Kur’an’ın yazılması ve toplanması nasıl olmuştur?

Kur’an’ı Kerim Peygamber Efendimiz’in zamanında ve Hülefa-i Raşidin döneminde olmak üzere iki devirde cem edilmiştir. Efendimiz sallallahu aleyhi vesellem zamanında Kur’an-ı Kerim’in cem edilmesi iki şekilde olmuştur. Bir, ezber yoluyla kalplerde (sadırlarda) toplanmıştır. İki, yazılma ve nakşedilme yoluyla satırlarda toplanmıştır.

Kur’an geniş hurma dalları, ince taş levhalar, deriler, omuz kemikleri gibi yazı yazılmaya müsait olan şeyler üzerine yazılmaktaydı. Zeyd bin Sabit radıyellahu anh demiştir ki: “Biz Rasulullah’ın yanında Kur’an’ı deriler üzerine yazıyorduk.”

Ehl-i Sünnet âlimlerimiz Kur’an’ın yazılması “tevkîfîdir” derler yani Allah Teala’nın emri ve vahyi iledir. Cibril-i Emin bir veya birkaç ayet indirdiği vakit Resulullah’a; “Ya Muhammed, Allah Teala sana bu ayetleri filan surenin başına yazmanı emrediyor” der. Rasulullah da sahabeye; “Bu ayet-i kerimeleri filan yere yazınız” buyururdu.
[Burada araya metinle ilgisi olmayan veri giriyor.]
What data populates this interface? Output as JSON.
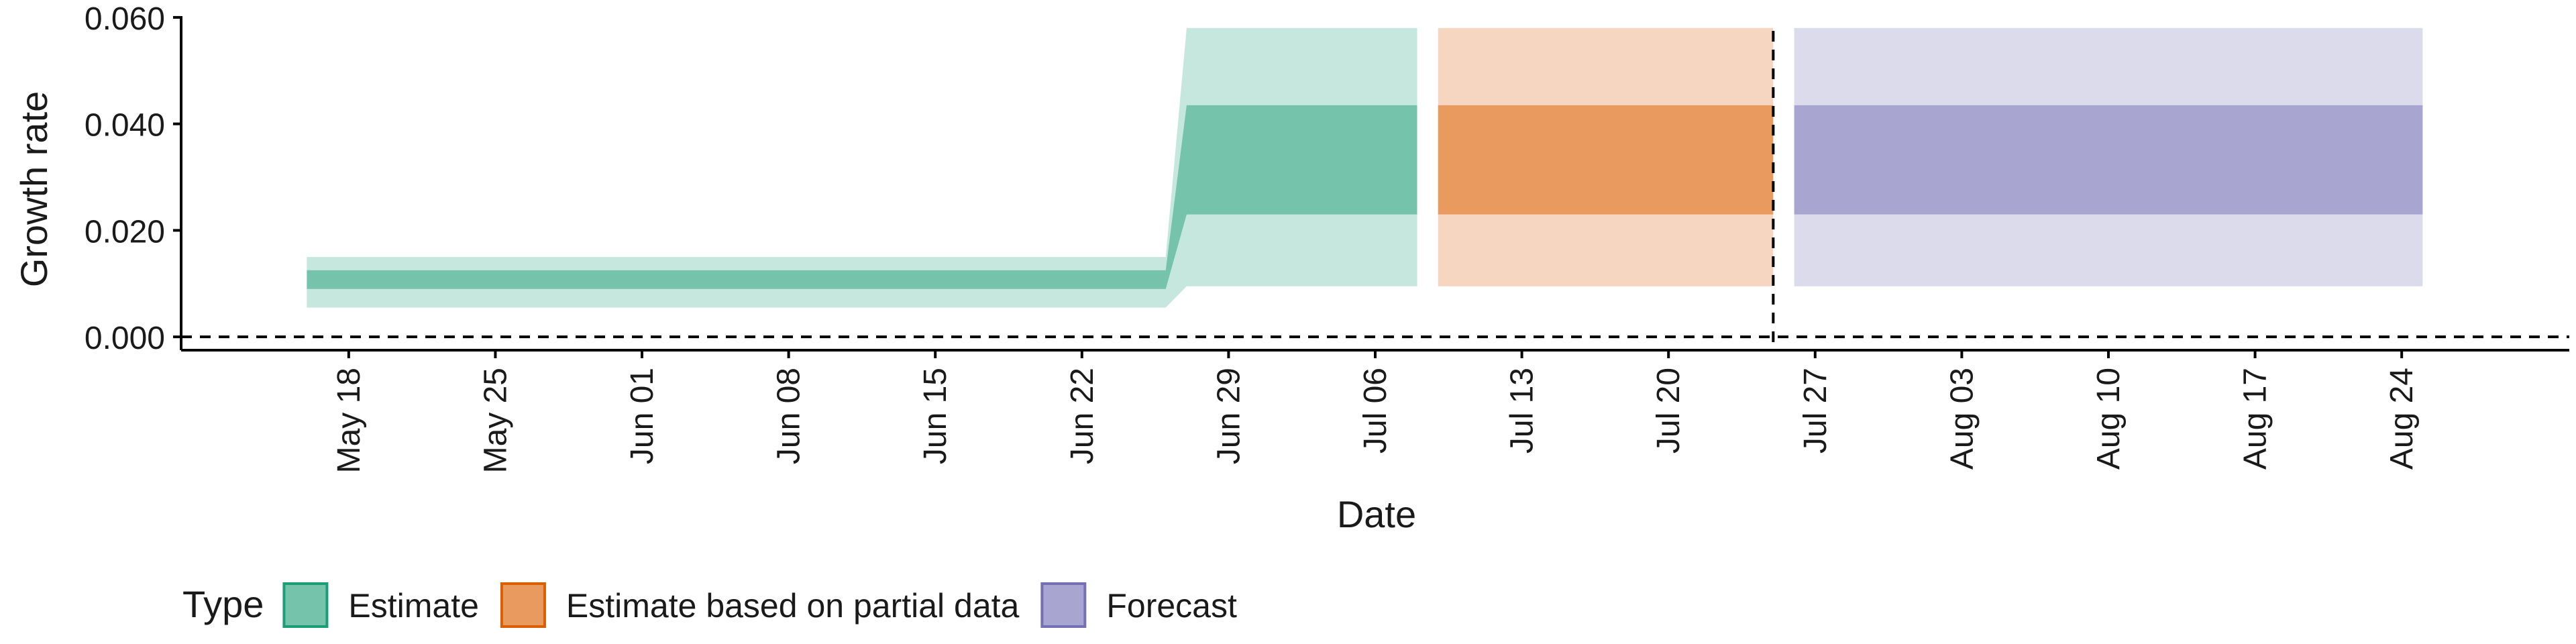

Peygamber Efendimiz’in vefatından altı ay sonra, Yemâme savaşında birçok hafızın şehit olması üzerine Hazreti Ömer’in teşvikiyle Halife Hazreti Ebu Bekir, Kur’ân-ı mushaf haline getirme kararı aldı ve bu görevi, Peygamberin Kur’ân’ı vahiy meleği Cebrail’e son okuyuşunda hazır bulunan, vahiy kâtibi ve hafız olan Zeyd bin Sabit’e verdi.
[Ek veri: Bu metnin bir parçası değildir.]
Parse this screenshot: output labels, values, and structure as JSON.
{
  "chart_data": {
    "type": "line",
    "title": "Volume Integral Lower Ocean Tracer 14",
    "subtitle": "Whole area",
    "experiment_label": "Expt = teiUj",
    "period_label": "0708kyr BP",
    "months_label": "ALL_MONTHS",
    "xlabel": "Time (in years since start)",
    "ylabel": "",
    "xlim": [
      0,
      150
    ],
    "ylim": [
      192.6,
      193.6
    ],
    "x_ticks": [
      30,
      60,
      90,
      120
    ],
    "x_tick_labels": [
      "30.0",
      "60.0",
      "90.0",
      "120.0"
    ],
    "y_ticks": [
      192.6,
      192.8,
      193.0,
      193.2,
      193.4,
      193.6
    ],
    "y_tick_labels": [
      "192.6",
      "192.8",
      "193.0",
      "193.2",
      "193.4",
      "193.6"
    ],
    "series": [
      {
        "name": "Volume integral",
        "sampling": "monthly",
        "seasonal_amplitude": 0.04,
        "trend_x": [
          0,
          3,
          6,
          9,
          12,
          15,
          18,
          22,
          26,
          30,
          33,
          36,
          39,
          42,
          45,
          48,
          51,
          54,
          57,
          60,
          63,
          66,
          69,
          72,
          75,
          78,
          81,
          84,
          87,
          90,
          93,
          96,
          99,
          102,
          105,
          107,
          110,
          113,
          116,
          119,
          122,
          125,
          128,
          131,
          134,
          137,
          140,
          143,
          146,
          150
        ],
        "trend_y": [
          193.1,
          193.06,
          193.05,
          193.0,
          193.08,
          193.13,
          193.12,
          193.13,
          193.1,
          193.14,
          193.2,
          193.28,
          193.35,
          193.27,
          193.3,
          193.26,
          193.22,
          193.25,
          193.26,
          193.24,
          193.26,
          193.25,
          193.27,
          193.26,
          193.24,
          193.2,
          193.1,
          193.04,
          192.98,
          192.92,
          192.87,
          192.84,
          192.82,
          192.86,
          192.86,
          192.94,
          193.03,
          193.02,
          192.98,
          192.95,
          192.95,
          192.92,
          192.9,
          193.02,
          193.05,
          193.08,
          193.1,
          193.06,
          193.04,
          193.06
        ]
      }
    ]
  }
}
O Kur’an’ı toplarken Kur’an’dan yazılı bir şey getirildiğinde onun Resulullah sallellahu aleyhi ve sellem’in huzurunda yazılmış olduğuna dair iki adaletli şahid şehadeti olmadıkça onu kabul etmiyordu. Zeyd, titiz bir çalışma ile Kur’ân’ı mushaf haline getirdi ve halifeye teslim etti.

Bu mushaf, Hazreti Osman zamanında yine Zeyd bin Sabit’in başkanlığında Abdullah bin Zübeyr, Sâid bin As, ve Abdurrahman ibn Hâris’den oluşan bir komisyon tarafından çoğaltıldı. Yeryüzündeki bütün mushaflar, bu ilk mushafların aynıdır. (Tıbyan fi Ulumu’l Kur’ân, Muhammed Ali Sabuni, Mektebetü’l Asriyye, Beyrut, 2016)

Ulumul Kur’an ne demektir?

İslami ilimler deyince akla Tefsir, Hadis, Fıkıh, İslam Tarihi, Tasavvuf gibi birçok ilim gelir. Bu ilimlerin temel gayesi İslâm’ı en güzel şekilde anlamak ve ileriki nesillere aktarmaktır. Bu aktarımı yaparken de Müslümanların önceleyeceği en önemli kaynak Kur’ân’dır. Kelamullah’ı yani Allah’ın kelamı olan Kur’an’ı anlamak, yaşamak ve yaşatmak her Müslüman’ın davası olmalıdır.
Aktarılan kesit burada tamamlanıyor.